Behandelter Abschnitt Apg 18,12-17
Verse 12-17 Der Richterspruch des Gallion
12 Als aber Gallion Prokonsul von Achaja war, traten die Juden einmütig gegen Paulus auf und führten ihn vor den Richterstuhl 13 und sagten: Dieser überredet die Menschen, Gott anzubeten, dem Gesetz zuwider. 14 Als aber Paulus den Mund öffnen wollte, sagte Gallion zu den Juden: Wenn es irgendein Unrecht oder eine böse Handlung wäre, o Juden, so hätte ich euch billigerweise ertragen; 15 wenn es aber Streitfragen sind über Worte und
Namen und das Gesetz, das ihr habt, so seht ihr selbst zu; über diese Dinge will ich nicht Richter sein. 16 Und er trieb sie von dem Richterstuhl weg. 17 Alle aber ergriffen Sosthenes, den Synagogenvorsteher, und schlugen ihn vor dem Richterstuhl; und Gallion kümmerte sich nicht um dies alles.

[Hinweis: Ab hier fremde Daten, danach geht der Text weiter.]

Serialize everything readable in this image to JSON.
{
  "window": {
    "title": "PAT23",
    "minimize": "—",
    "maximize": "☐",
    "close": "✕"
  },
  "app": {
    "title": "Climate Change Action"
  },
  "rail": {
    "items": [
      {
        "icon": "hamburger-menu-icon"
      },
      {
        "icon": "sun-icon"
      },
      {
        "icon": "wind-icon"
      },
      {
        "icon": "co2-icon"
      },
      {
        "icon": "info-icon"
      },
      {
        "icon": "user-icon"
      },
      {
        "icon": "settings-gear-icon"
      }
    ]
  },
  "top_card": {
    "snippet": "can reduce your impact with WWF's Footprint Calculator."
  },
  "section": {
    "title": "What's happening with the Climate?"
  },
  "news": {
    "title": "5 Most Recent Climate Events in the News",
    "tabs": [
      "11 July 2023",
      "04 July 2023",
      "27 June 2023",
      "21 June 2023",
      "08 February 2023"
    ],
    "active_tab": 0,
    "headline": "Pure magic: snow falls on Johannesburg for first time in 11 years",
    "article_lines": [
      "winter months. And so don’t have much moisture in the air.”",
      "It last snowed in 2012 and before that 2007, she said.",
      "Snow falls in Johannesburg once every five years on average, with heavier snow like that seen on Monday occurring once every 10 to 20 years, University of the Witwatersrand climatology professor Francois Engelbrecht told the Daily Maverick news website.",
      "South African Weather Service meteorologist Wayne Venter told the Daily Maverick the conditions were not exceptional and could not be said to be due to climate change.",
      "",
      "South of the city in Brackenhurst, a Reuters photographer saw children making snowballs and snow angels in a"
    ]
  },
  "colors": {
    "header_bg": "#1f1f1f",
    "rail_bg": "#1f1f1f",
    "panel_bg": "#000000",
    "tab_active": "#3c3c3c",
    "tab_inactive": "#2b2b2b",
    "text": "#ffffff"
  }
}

Die Zusage des Herrn, dass niemand die Hand an ihn legen würde, wird rasch erfüllt. Gallion wurde im 13. Jahr des Klaudius Caesar – das ist das Jahr 53 – Prokonsul der römischen Provinz Achaja. Paulus muss daher ungefähr im Jahr 52 in Korinth angekommen sein. Als mit Gallion ein neuer Prokonsul kam, sahen die Juden ihre Chance gekommen, Paulus anzuklagen. Sie wollen den Neuling Gallion gemeinsam überzeugen, was für ein staatsgefährdender Mann Paulus ist. Sie sind der Meinung, dass Gallion schon für ihren Plan zu haben sein wird, weil der Mann natürlich gern den Frieden in seiner Provinz erhalten möchte. Sie werden ihm anbieten, ihm dabei zu helfen, indem sie ihm als Beweis diese feindliche Person überbringen.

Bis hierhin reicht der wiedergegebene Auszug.